Exchanges and market participants have stated their belief that it is unlikely that a “fat finger” mistake caused the heavy volatility of May 6. To date the CFTC staff review produced no evidence indicating that a “fat finger” was the catalyst.
Despite high volatility, the clearing and settlement for trading that took place on May 6 at CME and ICE US worked effectively and without incident, including the movement of funds that took place during the intra-day settlement cycle. The amount that the CME collected and paid to its clearing members as a result of the mark-to-market calculation for all CME contracts was slightly more than $4 billion; the amount collected and paid by ICE US to its clearing members was approximately $750 million. All margin calls were met on time, although there were no intra-day margin calls during the price spike. Clearing and settlement for trading that took place on CME and ICE US on Friday, May 7, 2010, also worked well.

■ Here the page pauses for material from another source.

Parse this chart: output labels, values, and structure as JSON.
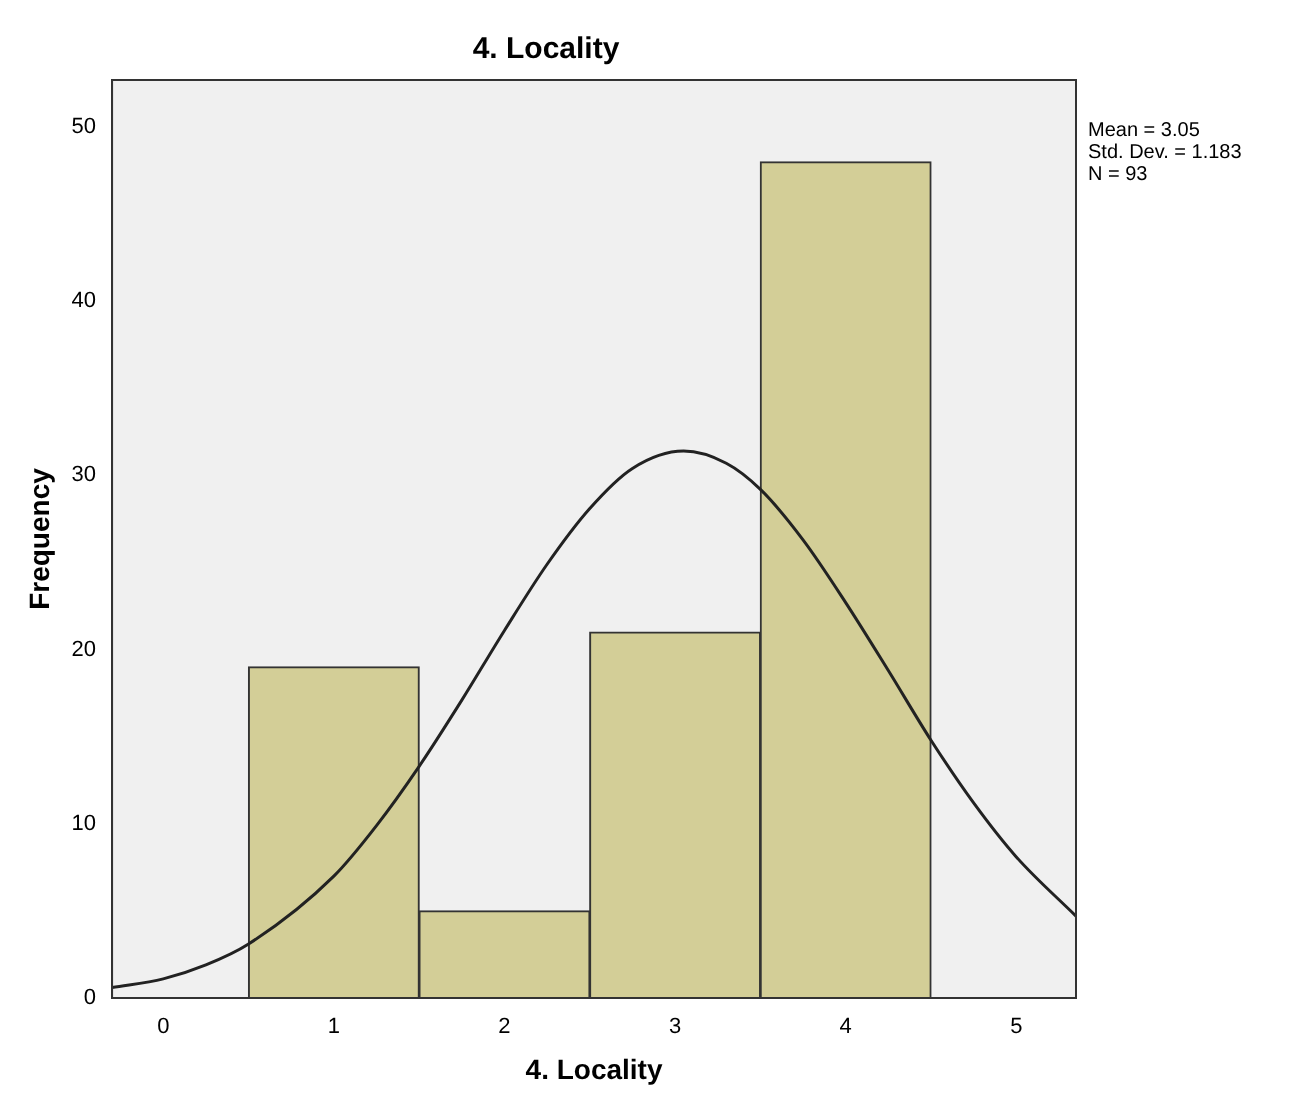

Review by the CFTC in Coordination with the SEC
Since Thursday, the CFTC and the SEC have been actively coordinating efforts to review that day's unusual market activity. The agencies' market oversight and trading divisions have been in regular communication, exchanging insights, ideas and expertise.
This morning, the CFTC and SEC jointly announced the formation of a CFTC-SEC Advisory Committee on Emerging Regulatory Issues, which was proposed last fall as part of the SEC-CFTC Harmonization report. The Committee will take up as its first task a formal review of the events of last Thursday and make recommendations as appropriate. The Joint Advisory Committee, made up of market practitioners, academics and former regulators, will begin meeting shortly and will issue its review as soon as possible. The staff of the CFTC and SEC will provide to the Committee and Congress joint preliminary findings regarding last Thursday’s market events on Monday.

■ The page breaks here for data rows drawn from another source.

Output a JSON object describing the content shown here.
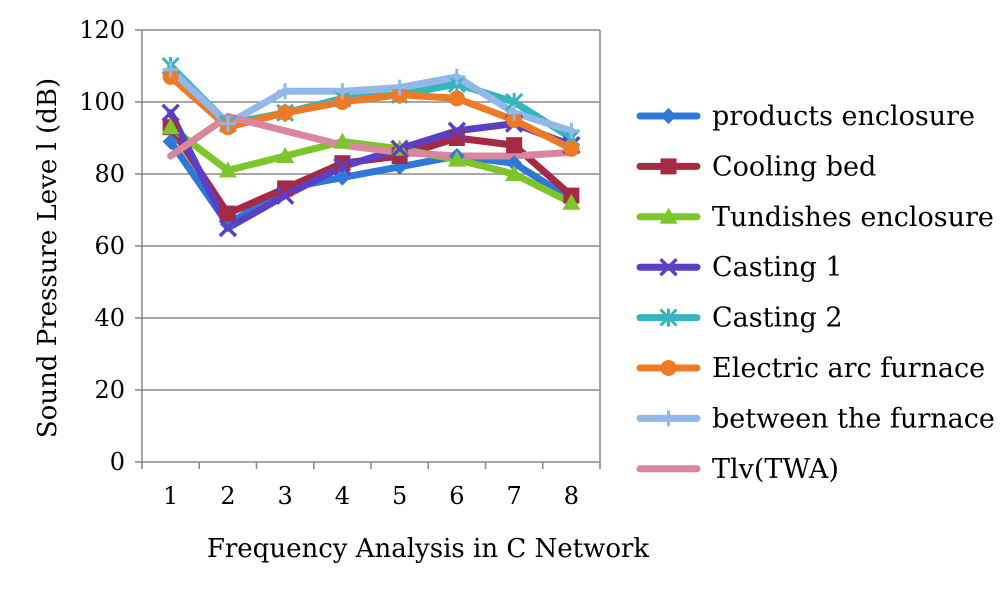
{
  "chart_data": {
    "type": "line",
    "title": "",
    "xlabel": "Frequency  Analysis in C Network",
    "ylabel": "Sound Pressure Leve l (dB)",
    "categories": [
      "1",
      "2",
      "3",
      "4",
      "5",
      "6",
      "7",
      "8"
    ],
    "ylim": [
      0,
      120
    ],
    "yticks": [
      0,
      20,
      40,
      60,
      80,
      100,
      120
    ],
    "grid": "horizontal",
    "legend_position": "right",
    "series": [
      {
        "name": "products enclosure",
        "color": "#2e78d6",
        "marker": "diamond",
        "values": [
          89,
          66,
          76,
          79,
          82,
          85,
          83,
          73
        ]
      },
      {
        "name": "Cooling bed",
        "color": "#a52a45",
        "marker": "square",
        "values": [
          93,
          69,
          76,
          83,
          85,
          90,
          88,
          74
        ]
      },
      {
        "name": "Tundishes enclosure",
        "color": "#7cc62c",
        "marker": "triangle",
        "values": [
          93,
          81,
          85,
          89,
          87,
          84,
          80,
          72
        ]
      },
      {
        "name": "Casting 1",
        "color": "#5b3fc4",
        "marker": "x",
        "values": [
          97,
          65,
          74,
          82,
          87,
          92,
          94,
          88
        ]
      },
      {
        "name": "Casting 2",
        "color": "#35b5bd",
        "marker": "star",
        "values": [
          110,
          94,
          97,
          101,
          102,
          105,
          100,
          90
        ]
      },
      {
        "name": "Electric arc furnace",
        "color": "#ee7a26",
        "marker": "circle",
        "values": [
          107,
          93,
          97,
          100,
          102,
          101,
          95,
          87
        ]
      },
      {
        "name": " between the furnace",
        "color": "#92b8ea",
        "marker": "plus",
        "values": [
          109,
          94,
          103,
          103,
          104,
          107,
          97,
          92
        ]
      },
      {
        "name": "Tlv(TWA)",
        "color": "#d9869f",
        "marker": "none",
        "values": [
          85,
          96,
          92,
          88,
          86,
          85,
          85,
          86
        ]
      }
    ]
  }
}
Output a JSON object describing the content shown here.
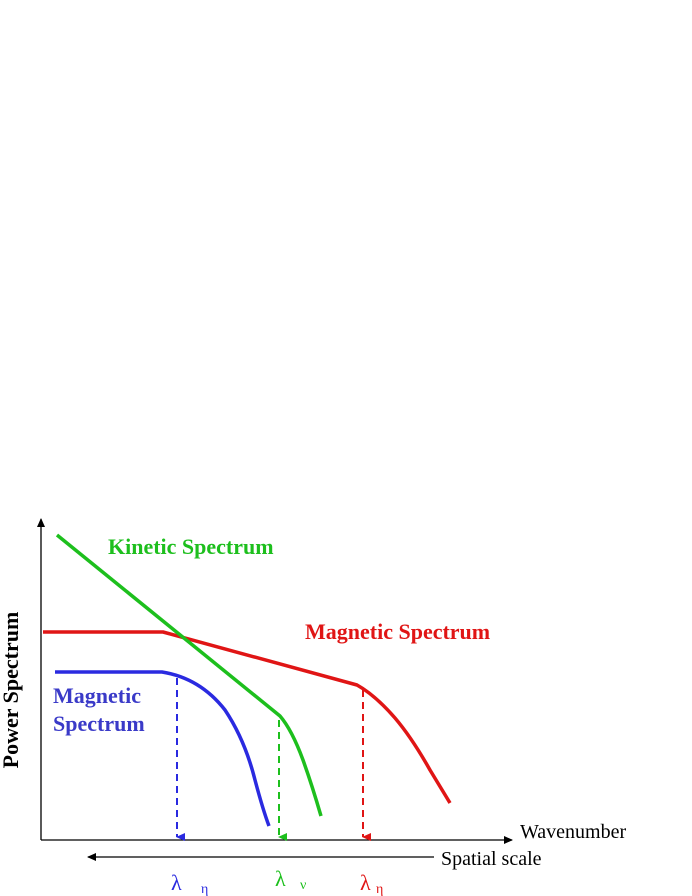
{
  "axes": {
    "y_label": "Power Spectrum",
    "x_label": "Wavenumber",
    "scale_label": "Spatial scale"
  },
  "curves": {
    "kinetic": {
      "label": "Kinetic Spectrum",
      "color": "#1dbf1d"
    },
    "magnetic_red": {
      "label": "Magnetic Spectrum",
      "color": "#e01515"
    },
    "magnetic_blue": {
      "label_line1": "Magnetic",
      "label_line2": "Spectrum",
      "color": "#2a2ae0",
      "label_color": "#3a3ac8"
    }
  },
  "markers": [
    {
      "symbol": "λ",
      "subscript": "η",
      "color": "#2a2ae0"
    },
    {
      "symbol": "λ",
      "subscript": "ν",
      "color": "#1dbf1d"
    },
    {
      "symbol": "λ",
      "subscript": "η",
      "color": "#e01515"
    }
  ]
}
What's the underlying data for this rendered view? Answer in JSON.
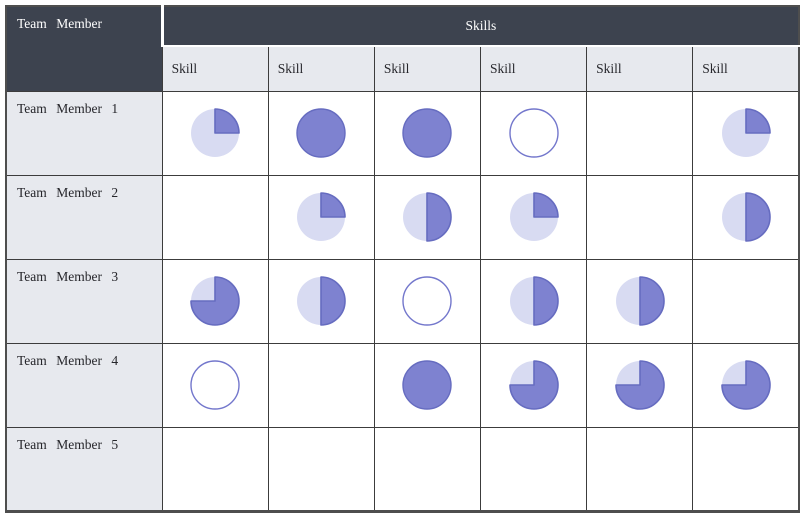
{
  "header": {
    "row_header": "Team Member",
    "group_header": "Skills"
  },
  "colors": {
    "header_bg": "#3d434f",
    "header_text": "#ffffff",
    "label_cell_bg": "#e7e9ee",
    "grid_border": "#3c3c3c",
    "ball_fill": "#7e82d0",
    "ball_stroke": "#666cc0",
    "ball_light": "#d8dbf2",
    "ball_outline": "#7377cc",
    "cell_bg": "#ffffff"
  },
  "chart_data": {
    "type": "table",
    "title": "Skills",
    "row_label_header": "Team Member",
    "columns": [
      "Skill",
      "Skill",
      "Skill",
      "Skill",
      "Skill",
      "Skill"
    ],
    "value_encoding": "harvey-ball percent filled (null = empty cell)",
    "rows": [
      {
        "label": "Team Member 1",
        "values": [
          25,
          100,
          100,
          0,
          null,
          25
        ]
      },
      {
        "label": "Team Member 2",
        "values": [
          null,
          25,
          50,
          25,
          null,
          50
        ]
      },
      {
        "label": "Team Member 3",
        "values": [
          75,
          50,
          0,
          50,
          50,
          null
        ]
      },
      {
        "label": "Team Member 4",
        "values": [
          0,
          null,
          100,
          75,
          75,
          75
        ]
      },
      {
        "label": "Team Member 5",
        "values": [
          null,
          null,
          null,
          null,
          null,
          null
        ]
      }
    ]
  }
}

Independent from Thursday’s events, the CFTC currently is considering the implications of co-location and high-frequency trading. We also are considering a rule related to account identification so that the CFTC can collect better and more-detailed information on each trader in the futures markets.
Last Thursday’s events remind us of the need for one of the critical components of financial reform: bringing transparency to the over-the-counter derivatives markets so that regulators can also see what occurred in those markets.
I thank you again for inviting me to testify today. I look forward to your questions.